Alfonso Arbib – Rabbino capo di Milano
A Pèsach ricordiamo la Yetziàt Mitzràim, l’uscita degli ebrei dall’Egitto. Questo evento centrale della nostra storia non viene ricordato solo a Pèsach ma ogni giorno, più volte al giorno. Lo shabbàt e quasi tutte le feste ricordano questo avvenimento, la mitzvà dei tefillìn e la lettura dello shemà servono a perpetuarne la memoria.
Un grande maestro del Cinquecento, il Maharal di Praga, si chiede perché la tradizione ebraica insista tanto su questo ricordo. Il motivo di tanta insistenza, secondo il Maharal, è che con la Yetziàt Mitzràim, abbiamo smesso di essere schiavi di altri uomini e la libertà è la premessa necessaria al Matàn Torà (dono della Torà). Non si può ordinare di osservare dei precetti a una persona le cui scelte dipendono dalla volontà degli altri, non si può costruire una propria identità se si è soggiogati da un altro popolo. Però, obietta il Maharal, la liberazione dalla schiavitù egizia è solo un momento della nostra storia. Dopo l’Egitto gli ebrei hanno subito altre persecuzioni, altre schiavitù. Eppure hanno continuato a festeggiare il zemàn cherutènu (il tempo della nostra libertà) e a ricordare l’uscita dall’Egitto anche nei momenti peggiori. Che senso ha festeggiare la libertà se non si è liberi? Esistono, dice il Maharal, due tipi di libertà, la libertà esteriore e la libertà interiore.

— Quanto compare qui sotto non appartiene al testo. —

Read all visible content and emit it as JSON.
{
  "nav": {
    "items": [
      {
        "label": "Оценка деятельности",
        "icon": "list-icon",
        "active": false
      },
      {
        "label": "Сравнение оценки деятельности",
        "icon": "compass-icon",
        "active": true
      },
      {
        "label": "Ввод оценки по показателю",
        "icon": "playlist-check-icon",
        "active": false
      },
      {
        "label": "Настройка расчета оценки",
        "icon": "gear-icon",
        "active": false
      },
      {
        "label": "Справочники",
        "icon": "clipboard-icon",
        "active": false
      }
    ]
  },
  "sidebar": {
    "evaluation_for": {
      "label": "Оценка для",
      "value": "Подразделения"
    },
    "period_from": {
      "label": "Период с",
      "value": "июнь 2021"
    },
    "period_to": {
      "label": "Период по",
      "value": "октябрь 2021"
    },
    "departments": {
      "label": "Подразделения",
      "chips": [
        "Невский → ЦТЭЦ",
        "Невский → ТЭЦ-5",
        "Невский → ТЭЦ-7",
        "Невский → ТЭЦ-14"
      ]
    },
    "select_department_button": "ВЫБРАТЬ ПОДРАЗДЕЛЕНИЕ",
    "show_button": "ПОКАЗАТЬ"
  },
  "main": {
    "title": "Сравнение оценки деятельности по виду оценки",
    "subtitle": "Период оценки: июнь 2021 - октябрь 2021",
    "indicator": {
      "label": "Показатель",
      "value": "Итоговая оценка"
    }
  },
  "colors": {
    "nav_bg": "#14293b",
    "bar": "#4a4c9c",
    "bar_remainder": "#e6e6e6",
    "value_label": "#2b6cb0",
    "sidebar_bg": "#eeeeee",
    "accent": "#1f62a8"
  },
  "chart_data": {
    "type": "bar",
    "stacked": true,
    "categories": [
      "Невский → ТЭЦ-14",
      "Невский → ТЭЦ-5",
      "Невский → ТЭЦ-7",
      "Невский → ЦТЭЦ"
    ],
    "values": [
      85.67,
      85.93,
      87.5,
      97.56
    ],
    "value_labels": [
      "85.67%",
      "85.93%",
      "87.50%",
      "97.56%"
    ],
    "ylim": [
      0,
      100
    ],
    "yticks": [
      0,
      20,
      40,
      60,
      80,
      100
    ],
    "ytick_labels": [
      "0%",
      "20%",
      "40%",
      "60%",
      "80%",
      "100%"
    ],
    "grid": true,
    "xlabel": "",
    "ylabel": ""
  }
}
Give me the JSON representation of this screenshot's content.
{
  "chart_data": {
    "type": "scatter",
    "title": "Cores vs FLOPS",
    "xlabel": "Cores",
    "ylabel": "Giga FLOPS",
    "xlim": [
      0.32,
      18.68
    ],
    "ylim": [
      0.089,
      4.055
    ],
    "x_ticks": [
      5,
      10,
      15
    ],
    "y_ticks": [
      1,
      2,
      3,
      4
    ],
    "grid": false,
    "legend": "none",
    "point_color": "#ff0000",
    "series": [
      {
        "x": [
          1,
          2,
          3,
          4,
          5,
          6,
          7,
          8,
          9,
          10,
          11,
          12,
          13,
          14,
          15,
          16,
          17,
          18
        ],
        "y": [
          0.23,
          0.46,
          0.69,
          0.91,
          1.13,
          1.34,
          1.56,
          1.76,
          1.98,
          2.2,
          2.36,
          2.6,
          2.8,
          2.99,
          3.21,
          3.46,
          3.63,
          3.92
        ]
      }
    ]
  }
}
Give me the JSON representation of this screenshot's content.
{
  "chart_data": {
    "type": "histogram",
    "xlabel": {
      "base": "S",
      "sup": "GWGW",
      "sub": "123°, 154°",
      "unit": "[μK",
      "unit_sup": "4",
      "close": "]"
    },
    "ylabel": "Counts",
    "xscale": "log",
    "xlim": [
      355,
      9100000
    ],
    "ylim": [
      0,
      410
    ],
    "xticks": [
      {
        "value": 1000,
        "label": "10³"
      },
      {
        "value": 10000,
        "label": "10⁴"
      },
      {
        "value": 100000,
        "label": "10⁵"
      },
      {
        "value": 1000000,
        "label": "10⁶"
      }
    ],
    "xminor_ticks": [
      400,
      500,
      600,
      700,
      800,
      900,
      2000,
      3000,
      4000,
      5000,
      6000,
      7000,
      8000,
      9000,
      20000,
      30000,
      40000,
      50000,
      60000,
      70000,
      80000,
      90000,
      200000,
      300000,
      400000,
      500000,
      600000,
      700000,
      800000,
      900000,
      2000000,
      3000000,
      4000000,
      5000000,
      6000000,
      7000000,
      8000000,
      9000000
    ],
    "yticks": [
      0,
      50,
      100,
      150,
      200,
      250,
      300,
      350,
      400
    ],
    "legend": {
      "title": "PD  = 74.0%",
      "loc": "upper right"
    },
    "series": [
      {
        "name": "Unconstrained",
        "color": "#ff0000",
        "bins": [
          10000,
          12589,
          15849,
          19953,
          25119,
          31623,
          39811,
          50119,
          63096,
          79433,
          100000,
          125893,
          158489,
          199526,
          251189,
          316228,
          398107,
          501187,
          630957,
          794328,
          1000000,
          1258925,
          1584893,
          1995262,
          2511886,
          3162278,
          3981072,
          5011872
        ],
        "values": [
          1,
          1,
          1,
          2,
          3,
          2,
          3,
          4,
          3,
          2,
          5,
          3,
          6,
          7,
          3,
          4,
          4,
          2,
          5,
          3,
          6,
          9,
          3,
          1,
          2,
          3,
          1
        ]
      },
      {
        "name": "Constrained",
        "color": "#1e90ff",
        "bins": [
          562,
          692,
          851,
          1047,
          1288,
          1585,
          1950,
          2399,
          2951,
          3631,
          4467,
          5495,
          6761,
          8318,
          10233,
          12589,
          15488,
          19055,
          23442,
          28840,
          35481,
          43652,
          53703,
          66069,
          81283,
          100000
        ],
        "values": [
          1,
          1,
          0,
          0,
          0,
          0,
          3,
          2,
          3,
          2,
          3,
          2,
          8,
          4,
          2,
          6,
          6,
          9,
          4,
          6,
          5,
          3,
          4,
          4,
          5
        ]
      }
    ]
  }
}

La libertà esteriore dipende dalle circostanze storiche e il popolo ebraico l’ha persa e riconquistata più volte. Ma la libertà interiore è stata definitivamente raggiunta con l’uscita dall’Egitto. Nella Torà, l’Egitto è chiamato Bet avadìm (casa degli schiavi). La schiavitù non era solo un’istituzione di quella società ma ne permeava la mentalità. Quella egizia era una società piramidale in cui ognuno era schiavo di qualcun altro. La schiavitù era entrata nelle menti e nei cuori di chiunque abitasse in quel paese, anche degli ebrei. Uscire dall’Egitto significa quindi uscire da questo tipo di mentalità, far uscire dalla propria mente e dal proprio cuore la schiavitù interiore.
Si può essere schiavi anche se si è apparentemente liberi e si può essere interiormente liberi anche quando si è in condizione di soggezione materiale. Un grande maestro del secolo scorso, R. E. Dessler, afferma che le feste sono un viaggio nel tempo e a ogni festa ci fermiamo in una stazione particolare.
La stazione di Pèsach è quella della libertà interiore. Una libertà che abbiamo conquistato con la Yetziat Mitzràim ma che dobbiamo ricordare e risvegliare continuamente. La tentazione della schiavitù è sempre presente. La libertà richiede un grande impegno. Un uomo libero è chiamato a pensare con la propria testa, ad assumere le proprie responsabilità. Uno schiavo può fare a meno di tutto ciò, può delegare ad altri le proprie responsabilità, può anche evitare di pensare.
Viviamo in una società fortemente omologata e molte volte i nostri comportamenti e i nostri pensieri sono solo il riflesso del pensiero corrente, di ciò che è ritenuto comunemente corretto. A Pèsach dobbiamo riappropriarci della nostra libertà.
Dobbiamo ricominciare a pensare con la nostra testa, dobbiamo assumerci le nostre responsabilità, sia come singoli sia nei confronti della nostra comunità e del nostro popolo.
Dobbiamo riconquistare la nostra identità.